Una decisione a dir poco discutibile. Il 20 e 21 settembre si voterà, contro vento e maree. Gli italiani, dentro e fuori l’Italia, sono chiamati ad esprimersi su una riforma costituzionale il cui obiettivo non va al di là della semplice riduzione dei parlamentari.
Non entriamo in merito ad una proposta dalla profonda componente demagogica. Lo faremo. Ma non ora. Quel che ci preme sottolineare, in questa occasione, è l’inadeguatezza del momento.
La pandemia, la cui seconda ondata si è anticipata all’autunno e ad ogni previsione, ha creato un contesto che merita un attimo di riflessione. Oggi, l’attenzione dell’opinione pubblica dovrebbe centrarsi sui pro e i contro della riforma costituzionale. Invece, nel dibattito politico nazionale non svolge neanche il ruolo di co-protagonista. Semmai, quello di comparsa. D’altronde, in piena pandemia, è ben altro ciò che preoccupa gli italiani. Ad esempio, l’aperura “in sicurezza” di un nuovo anno scolastico.
Lo scenario che fa da sfondo al Referendum sulla riduzione del numero dei parlamentari è inquietante. Lo è in Italia dove il governo, in seguito alla recrudescenza dei contagi, ha prorogato lo Stato d’Emergenza. E lo è ancor più all’estero. In America Latina, ad esempio, la pandemia è ancora fuori controllo. A rischio, quindi, è il voto di oltre 6 milioni di connazionali, un decimo della popolazione italiana.
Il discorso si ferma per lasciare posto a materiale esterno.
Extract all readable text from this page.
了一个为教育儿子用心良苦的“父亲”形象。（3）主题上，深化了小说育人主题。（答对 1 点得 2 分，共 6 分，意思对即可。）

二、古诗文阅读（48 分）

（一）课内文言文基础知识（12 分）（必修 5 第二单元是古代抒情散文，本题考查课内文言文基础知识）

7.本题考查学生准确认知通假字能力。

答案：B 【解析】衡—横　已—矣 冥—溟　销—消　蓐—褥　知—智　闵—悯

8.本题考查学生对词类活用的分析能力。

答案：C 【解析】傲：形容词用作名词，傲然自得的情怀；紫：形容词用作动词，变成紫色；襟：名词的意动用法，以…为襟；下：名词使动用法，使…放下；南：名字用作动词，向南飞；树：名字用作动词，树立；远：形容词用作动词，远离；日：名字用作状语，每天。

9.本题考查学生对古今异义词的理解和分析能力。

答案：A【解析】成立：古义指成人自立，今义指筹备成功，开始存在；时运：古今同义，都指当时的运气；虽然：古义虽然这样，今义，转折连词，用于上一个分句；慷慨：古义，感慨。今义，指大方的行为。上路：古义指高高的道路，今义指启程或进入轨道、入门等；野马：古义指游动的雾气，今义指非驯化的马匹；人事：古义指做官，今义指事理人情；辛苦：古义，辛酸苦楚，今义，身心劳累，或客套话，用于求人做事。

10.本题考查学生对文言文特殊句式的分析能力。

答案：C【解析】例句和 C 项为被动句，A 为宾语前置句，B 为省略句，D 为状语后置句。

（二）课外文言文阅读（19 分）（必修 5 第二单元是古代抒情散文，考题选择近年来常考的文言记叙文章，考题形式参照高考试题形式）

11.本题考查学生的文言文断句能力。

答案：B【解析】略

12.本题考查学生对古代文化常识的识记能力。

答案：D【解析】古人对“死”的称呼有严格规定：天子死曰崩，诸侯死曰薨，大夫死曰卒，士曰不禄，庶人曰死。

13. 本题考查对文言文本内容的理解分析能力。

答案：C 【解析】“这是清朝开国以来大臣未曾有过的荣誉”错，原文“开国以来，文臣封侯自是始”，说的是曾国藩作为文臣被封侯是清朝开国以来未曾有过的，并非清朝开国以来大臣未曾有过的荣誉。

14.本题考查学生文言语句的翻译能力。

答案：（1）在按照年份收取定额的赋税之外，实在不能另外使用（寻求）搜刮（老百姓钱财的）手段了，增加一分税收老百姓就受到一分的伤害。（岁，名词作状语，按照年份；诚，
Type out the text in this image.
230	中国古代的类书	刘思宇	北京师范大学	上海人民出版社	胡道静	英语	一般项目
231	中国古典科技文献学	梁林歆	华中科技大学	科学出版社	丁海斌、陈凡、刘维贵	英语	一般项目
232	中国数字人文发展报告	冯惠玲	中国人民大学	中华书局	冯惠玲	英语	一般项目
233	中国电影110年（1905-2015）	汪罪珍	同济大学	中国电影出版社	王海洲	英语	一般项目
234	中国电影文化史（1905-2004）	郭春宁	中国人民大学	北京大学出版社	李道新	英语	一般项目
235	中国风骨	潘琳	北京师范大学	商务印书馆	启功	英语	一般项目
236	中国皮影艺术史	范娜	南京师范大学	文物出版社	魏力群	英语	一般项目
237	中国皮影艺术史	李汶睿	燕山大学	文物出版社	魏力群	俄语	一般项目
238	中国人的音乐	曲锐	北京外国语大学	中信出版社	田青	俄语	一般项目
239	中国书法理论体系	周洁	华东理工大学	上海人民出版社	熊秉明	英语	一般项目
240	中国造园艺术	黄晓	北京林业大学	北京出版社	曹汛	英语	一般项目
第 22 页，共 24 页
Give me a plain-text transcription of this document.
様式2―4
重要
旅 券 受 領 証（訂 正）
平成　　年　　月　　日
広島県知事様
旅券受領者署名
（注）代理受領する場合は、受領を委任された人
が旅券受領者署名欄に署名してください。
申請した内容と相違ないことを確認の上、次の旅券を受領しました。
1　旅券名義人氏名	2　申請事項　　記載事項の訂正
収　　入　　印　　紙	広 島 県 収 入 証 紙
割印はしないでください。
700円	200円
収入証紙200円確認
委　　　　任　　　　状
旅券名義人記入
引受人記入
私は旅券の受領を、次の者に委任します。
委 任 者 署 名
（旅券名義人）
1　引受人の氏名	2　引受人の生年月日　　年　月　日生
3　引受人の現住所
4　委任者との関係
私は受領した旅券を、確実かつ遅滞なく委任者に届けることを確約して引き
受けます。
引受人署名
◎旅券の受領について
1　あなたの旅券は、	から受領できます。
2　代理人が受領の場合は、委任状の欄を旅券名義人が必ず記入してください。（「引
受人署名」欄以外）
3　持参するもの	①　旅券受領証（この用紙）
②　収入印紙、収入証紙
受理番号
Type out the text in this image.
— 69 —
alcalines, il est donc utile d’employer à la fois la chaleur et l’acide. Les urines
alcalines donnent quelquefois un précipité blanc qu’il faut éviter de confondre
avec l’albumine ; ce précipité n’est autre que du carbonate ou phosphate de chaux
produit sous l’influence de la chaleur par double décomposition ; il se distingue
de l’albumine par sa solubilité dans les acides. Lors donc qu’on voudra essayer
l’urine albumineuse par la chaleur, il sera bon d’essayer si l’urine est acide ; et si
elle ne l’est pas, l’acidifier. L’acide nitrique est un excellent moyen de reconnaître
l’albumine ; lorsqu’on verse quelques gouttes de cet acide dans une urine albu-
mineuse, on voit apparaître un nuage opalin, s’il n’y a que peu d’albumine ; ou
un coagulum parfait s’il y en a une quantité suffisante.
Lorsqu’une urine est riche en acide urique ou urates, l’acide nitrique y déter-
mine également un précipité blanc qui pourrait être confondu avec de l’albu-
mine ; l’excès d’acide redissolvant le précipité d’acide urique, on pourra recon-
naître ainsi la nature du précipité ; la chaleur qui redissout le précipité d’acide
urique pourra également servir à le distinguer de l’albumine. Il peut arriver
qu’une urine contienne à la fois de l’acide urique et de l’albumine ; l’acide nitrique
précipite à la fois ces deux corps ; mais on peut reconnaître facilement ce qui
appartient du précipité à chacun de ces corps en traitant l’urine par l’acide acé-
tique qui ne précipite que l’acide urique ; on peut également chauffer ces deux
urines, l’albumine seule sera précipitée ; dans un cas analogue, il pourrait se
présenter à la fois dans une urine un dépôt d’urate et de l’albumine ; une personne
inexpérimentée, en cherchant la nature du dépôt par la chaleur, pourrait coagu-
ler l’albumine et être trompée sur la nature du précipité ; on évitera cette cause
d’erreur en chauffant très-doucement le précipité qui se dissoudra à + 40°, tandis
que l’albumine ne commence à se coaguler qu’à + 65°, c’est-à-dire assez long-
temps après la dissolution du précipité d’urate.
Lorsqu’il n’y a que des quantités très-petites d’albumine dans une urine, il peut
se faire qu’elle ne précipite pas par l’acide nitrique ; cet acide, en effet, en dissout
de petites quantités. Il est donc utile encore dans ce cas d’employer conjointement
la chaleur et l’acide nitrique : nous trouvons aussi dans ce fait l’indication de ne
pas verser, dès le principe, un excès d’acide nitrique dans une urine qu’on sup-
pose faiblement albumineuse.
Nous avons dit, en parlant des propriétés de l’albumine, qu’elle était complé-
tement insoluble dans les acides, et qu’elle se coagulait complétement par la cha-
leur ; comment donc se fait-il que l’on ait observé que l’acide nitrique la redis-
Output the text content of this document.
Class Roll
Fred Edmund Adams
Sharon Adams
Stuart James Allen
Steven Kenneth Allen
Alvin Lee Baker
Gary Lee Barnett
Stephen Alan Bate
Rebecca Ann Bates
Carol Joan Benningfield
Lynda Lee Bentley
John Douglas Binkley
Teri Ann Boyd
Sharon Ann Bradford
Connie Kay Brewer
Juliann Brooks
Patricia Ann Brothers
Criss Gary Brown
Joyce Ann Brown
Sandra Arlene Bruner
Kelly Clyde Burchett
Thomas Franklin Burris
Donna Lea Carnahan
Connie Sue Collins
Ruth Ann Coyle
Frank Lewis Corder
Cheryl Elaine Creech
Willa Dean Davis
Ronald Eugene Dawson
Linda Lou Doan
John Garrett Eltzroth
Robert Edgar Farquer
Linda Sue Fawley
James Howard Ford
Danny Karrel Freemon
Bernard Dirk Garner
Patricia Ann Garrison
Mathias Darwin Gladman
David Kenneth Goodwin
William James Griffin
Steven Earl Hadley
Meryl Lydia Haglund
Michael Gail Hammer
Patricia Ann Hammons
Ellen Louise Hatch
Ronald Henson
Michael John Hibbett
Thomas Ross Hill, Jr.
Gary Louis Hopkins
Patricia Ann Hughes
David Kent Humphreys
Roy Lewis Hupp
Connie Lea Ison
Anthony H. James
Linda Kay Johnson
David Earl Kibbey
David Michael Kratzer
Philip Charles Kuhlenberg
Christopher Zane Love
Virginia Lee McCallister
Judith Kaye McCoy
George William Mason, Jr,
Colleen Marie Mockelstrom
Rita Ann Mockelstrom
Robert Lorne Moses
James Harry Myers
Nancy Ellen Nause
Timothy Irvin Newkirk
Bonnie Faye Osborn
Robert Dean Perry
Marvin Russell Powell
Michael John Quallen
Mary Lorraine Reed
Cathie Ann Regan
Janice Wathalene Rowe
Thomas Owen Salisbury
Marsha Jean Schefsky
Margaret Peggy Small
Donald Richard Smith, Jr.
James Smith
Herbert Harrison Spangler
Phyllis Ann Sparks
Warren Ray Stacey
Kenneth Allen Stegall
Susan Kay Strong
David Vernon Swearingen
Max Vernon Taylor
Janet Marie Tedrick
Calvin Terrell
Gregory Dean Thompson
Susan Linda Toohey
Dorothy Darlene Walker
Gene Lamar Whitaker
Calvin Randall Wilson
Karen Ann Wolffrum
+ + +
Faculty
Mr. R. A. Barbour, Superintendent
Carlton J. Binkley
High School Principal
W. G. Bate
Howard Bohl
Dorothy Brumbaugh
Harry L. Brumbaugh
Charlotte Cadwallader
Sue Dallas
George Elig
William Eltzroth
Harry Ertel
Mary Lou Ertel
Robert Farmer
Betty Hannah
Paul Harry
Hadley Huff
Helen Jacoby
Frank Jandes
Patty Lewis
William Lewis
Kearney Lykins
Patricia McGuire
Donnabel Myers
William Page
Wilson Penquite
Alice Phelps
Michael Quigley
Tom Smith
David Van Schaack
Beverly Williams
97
Tanti sono gli iscritti all’Aire.
Nei paesi di maggior emigrazione, in Europa e oltreoceano, l’inasprimento dei contagi rischia di compromettere seriamente la partecipazione delle nostre comunità. Sono tanti i Consolati chiusi a seguito dei contagi, tante le limitazioni imposte alla libera circolazione in molti paesi. Argentina, Brasile, Francia, Germania, Venezuela, solo per nominarne alcuni, sono Paesi in cui sicuramente la percentuale di partecipazione al voto subirà una drastica contrazione.
Non mancherà chi, il giorno dopo il Referendum, porrà nuovamente la questione del “voto all’estero”. E risolleverà la polemica tanto cara a quelle correnti politiche che considerano le nostre comunità più che una ricchezza una zavorra da gettare al mare, da abbandonare al proprio destino. Non mancherà chi accuserà gli italiani all’estero di ricordarsi della Madrepatria solo nel momento in cui esigono il “passaporto”, che apre le porte all’Europa. Saranno rispolverati i soliti argomenti che tracciano un solco enorme tra chi vive in Italia e chi, invece, all’estero.
Se in Brasile uno sciopero ad oltranza degli impiegati delle poste potrebbe rendere impossibile la partecipazione di oltre 500mila italiani, in Venezuela i provvedimenti presi dal Governo, per ridurre il numero dei contagi, potrebbe compromettere seriamente l’esercizio del voto e in Argentina la quarantena è stata estesa ulteriormente, ora fino al 20 settembre. Sono tre casi limite, che illustrano la drammaticità del momento. Ma a questi si potrebbero aggiungere quelli della Germania, della Francia, della Spagna e di altre nazioni in cui la paura al contagio potrebbe rendere vano l’impegno delle sedi diplomatiche e consolari nella distribuzione dei plichi elettorali.
Il caso del Venezuela è emblematico. La consegna dei plichi elettorali ha sempre rappresentato un dolore di testa per le autorità diplomatiche e consolari. Le poste locali sono inefficienti e pressoché inesistenti. Dal canto loro, i “courier” privati solo raggiungono alcuni quartieri di classe media.
A complicare il già complesso scenario si aggiungono non solo la crisi economica, la repressione politica e il dilagare della delinquenza, ma anche le restrizioni alla libera circolazione. Il Governo venezuelano, per evitare l’incremento dei contagi, ha decretato la “quarantena a singhiozzo”. Anche la carenza di benzina limita la possibilità di spostamento.
L’Ambasciata d’Italia a Caracas raccomanda, con ragione, di aprire all’istante il plico, votare e inserire la scheda nella busta bianca da consegnare immediatamente al postino. Ma quanti seguiranno questo suggerimento? Quanti indugeranno di fronte al pericolo di contagio?
Il Referendum sulla riduzione del numero dei parlamentari, salvo improbabili colpi di scena, è ormai una realtà. Pare proprio che il voto di 6 milioni di italiani all’estero conti meno di quello dei quasi 6 milioni d’italiani che vivono nel Lazio o nella Campania, o dei quasi 5 milioni residenti in Sicilia e nel Veneto. Tutte regioni tra le più popolate d’Italia. Cittadini di serie B? Vorremmo pensare di no, ma i fatti purtroppo indicano il contrario.